Southern Rep to Open Southern Premiere of Relativity by Cassandra Medley
Macbeth at the Gates to move to 2007-2008 Season
New Orleans—Southern Rep, in cooperation with Ensemble Studio Theatre/Alfred P. Sloan Foundation Science and Technology Project, will present the Southern Premiere of Cassandra Medley’s Relativity. The production will run May 30 through June 24, 2007, with performances on Thursdays through Saturdays at 8 pm and Sundays at 3 pm.
Macbeth at the Gates, a Sandi Rhodes Production which was to premiere as part of the City Series, has been moved from its original dates of May 31 through July 1 to January 2008 due to director Roy Marsden being cast in a British television series.
Relativity, originally commissioned by the Ensemble Studio Theatre/Alfred P. Sloan Science & Technology Project (EST/Sloan Project) has been funded by the EST/Sloan National Partnership for New Plays Mainstage Initative. Inaugurated in 1998, The EST/Sloan Project is designated to stimulate artists to create credible and compelling work exploring the worlds of science and technology and to challenge the existing stereotypes of scientists and engineers in the popular imagination. The play was initially produced at Ensemble Studio Theater in New York as part of the First Light Festival. It then received subsequent productions in San Francisco at the Magic Theatre and at St. Louis Black Rep.

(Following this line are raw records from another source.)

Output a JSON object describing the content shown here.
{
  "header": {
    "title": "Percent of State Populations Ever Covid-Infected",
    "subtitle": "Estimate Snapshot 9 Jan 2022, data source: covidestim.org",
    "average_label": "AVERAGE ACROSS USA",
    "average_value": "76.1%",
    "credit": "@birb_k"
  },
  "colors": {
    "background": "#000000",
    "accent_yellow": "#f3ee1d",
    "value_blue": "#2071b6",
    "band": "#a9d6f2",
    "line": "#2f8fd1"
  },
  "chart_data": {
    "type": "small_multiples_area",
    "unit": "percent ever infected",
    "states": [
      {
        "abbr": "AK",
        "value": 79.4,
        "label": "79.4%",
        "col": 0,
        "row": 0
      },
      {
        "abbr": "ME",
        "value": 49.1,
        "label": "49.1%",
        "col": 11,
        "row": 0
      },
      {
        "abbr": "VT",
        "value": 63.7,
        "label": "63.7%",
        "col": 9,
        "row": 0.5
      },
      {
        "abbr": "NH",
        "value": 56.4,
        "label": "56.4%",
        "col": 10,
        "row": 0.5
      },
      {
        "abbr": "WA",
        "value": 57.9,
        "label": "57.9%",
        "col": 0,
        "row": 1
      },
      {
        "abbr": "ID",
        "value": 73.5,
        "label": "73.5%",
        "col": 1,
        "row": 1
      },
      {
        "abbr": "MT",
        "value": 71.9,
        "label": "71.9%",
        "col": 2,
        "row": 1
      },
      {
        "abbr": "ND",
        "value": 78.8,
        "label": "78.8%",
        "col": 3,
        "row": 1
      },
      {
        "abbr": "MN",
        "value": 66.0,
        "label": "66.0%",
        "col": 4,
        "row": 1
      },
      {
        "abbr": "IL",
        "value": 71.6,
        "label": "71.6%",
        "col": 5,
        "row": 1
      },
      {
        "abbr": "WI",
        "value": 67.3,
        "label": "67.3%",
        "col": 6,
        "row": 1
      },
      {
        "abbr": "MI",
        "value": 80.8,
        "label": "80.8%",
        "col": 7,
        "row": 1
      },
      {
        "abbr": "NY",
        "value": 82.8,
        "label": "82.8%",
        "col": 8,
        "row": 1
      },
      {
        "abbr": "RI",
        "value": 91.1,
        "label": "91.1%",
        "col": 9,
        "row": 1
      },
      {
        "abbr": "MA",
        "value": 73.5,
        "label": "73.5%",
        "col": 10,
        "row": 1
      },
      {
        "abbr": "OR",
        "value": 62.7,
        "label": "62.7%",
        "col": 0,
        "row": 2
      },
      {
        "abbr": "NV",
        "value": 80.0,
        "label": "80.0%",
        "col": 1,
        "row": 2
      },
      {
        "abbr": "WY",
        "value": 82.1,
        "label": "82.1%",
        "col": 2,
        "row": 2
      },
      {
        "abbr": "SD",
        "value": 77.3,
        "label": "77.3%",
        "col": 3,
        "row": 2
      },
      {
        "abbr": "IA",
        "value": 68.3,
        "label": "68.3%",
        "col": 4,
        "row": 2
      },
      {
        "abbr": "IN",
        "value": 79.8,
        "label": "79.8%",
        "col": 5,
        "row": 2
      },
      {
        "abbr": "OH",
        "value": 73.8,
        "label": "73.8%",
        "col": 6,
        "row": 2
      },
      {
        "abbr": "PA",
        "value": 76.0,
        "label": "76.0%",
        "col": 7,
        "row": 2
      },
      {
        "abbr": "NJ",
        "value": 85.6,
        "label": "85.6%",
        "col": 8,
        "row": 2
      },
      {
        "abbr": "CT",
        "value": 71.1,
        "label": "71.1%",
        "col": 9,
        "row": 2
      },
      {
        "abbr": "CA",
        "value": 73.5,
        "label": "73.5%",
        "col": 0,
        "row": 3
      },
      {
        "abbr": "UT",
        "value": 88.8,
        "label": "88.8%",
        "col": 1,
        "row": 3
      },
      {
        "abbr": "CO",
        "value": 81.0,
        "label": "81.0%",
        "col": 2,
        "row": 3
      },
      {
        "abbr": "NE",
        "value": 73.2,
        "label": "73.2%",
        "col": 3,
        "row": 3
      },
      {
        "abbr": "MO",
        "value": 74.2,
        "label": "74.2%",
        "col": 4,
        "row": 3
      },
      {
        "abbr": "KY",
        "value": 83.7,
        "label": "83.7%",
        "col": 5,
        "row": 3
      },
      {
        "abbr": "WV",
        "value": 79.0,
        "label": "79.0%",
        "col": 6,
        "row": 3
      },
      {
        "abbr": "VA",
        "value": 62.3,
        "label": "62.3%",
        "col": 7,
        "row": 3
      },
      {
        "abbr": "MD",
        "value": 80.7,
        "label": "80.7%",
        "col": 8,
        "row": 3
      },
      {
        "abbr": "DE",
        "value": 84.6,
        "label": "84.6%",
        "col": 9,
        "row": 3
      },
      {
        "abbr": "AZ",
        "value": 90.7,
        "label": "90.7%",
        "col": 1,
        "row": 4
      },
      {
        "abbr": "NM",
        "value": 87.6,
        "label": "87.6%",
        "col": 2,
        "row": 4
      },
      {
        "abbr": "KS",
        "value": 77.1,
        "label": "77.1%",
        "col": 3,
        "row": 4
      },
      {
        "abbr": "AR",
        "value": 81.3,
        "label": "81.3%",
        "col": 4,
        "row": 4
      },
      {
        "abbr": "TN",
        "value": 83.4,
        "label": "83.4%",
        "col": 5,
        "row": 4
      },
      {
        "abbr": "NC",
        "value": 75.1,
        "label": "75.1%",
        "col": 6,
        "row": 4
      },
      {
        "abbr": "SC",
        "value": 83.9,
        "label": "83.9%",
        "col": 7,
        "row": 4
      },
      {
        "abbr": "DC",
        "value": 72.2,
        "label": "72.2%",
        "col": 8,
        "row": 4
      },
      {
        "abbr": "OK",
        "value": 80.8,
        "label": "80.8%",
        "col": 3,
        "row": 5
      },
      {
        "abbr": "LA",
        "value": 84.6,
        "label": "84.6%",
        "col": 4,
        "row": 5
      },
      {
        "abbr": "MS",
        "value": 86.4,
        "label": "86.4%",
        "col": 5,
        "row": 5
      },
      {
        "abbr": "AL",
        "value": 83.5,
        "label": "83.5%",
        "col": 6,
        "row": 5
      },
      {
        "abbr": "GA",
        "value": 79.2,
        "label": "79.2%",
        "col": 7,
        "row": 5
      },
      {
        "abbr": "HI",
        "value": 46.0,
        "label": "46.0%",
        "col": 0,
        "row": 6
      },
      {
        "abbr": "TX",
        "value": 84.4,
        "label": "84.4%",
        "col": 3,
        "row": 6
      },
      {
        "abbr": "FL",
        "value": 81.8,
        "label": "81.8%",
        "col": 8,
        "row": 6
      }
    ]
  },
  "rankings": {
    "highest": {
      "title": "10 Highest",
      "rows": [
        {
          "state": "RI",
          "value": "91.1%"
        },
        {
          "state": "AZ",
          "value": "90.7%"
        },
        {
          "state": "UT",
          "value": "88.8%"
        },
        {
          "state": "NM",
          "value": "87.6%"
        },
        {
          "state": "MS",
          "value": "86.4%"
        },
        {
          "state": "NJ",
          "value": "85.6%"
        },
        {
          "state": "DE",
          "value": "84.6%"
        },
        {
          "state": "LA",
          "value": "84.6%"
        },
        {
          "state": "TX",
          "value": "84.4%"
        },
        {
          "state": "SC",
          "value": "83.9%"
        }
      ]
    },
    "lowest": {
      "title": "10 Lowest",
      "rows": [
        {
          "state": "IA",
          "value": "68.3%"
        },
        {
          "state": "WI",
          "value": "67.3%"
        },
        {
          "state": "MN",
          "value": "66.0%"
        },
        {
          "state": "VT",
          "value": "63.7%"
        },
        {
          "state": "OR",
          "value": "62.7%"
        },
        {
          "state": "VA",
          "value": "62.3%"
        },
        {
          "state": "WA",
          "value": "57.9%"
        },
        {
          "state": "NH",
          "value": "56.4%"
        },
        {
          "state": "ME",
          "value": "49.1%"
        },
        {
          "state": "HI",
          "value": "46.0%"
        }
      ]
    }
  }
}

Relativity explores provocative issues of race and science. Stem-cell research, bio-determinism, racial genetics and the validity of genome-politics are a few of the current controversial issues debated in Medley’s divisive world. Kalima, an African-American genetic researcher, whose activist parents founded the Melanin Project Institute, is forced to choose between the scientific theories of her parents versus the opposing view of her mentor. This triangle is further complicated by Kalima’s boyfriend, a fellow researcher at Johns Hopkins who is white. Kalima has been groomed to take over the Institute but now has proof that her father was beginning to doubt the validity of his theories.
The New York Times said, “Relativity…offers dandy fringe benefits to go along with the heady science: …two especially dazzling scenes…the play is so entertaining.”
San Francisco Chronicle noted, “Relativity is a full-fledged drama bristling with challenging ideas and emotional complexity. It's a brave play. Not only has Medley set her drama, as one character puts it, `on the cut of the cutting edge’ of research, but she's also grappling with the very touchy subject of reverse racism.”
A playwrighting professor at Sarah Lawrence College, Cassandra Medley’s plays include Ms. Mae, one of several individual sketches which comprise the Off-Broadway musical, A....My Name is Alice, which received the 1984 Outer Drama Critics Circle Award, and is still currently touring regional theatres and Europe. Ms. Medley’s work has been supported by the New York Foundation for the Arts, New York State Council on the Arts, the National Endowment for the Arts, as well as receiving the New Professional Theatre Award, and a Marilyn Simpson Award.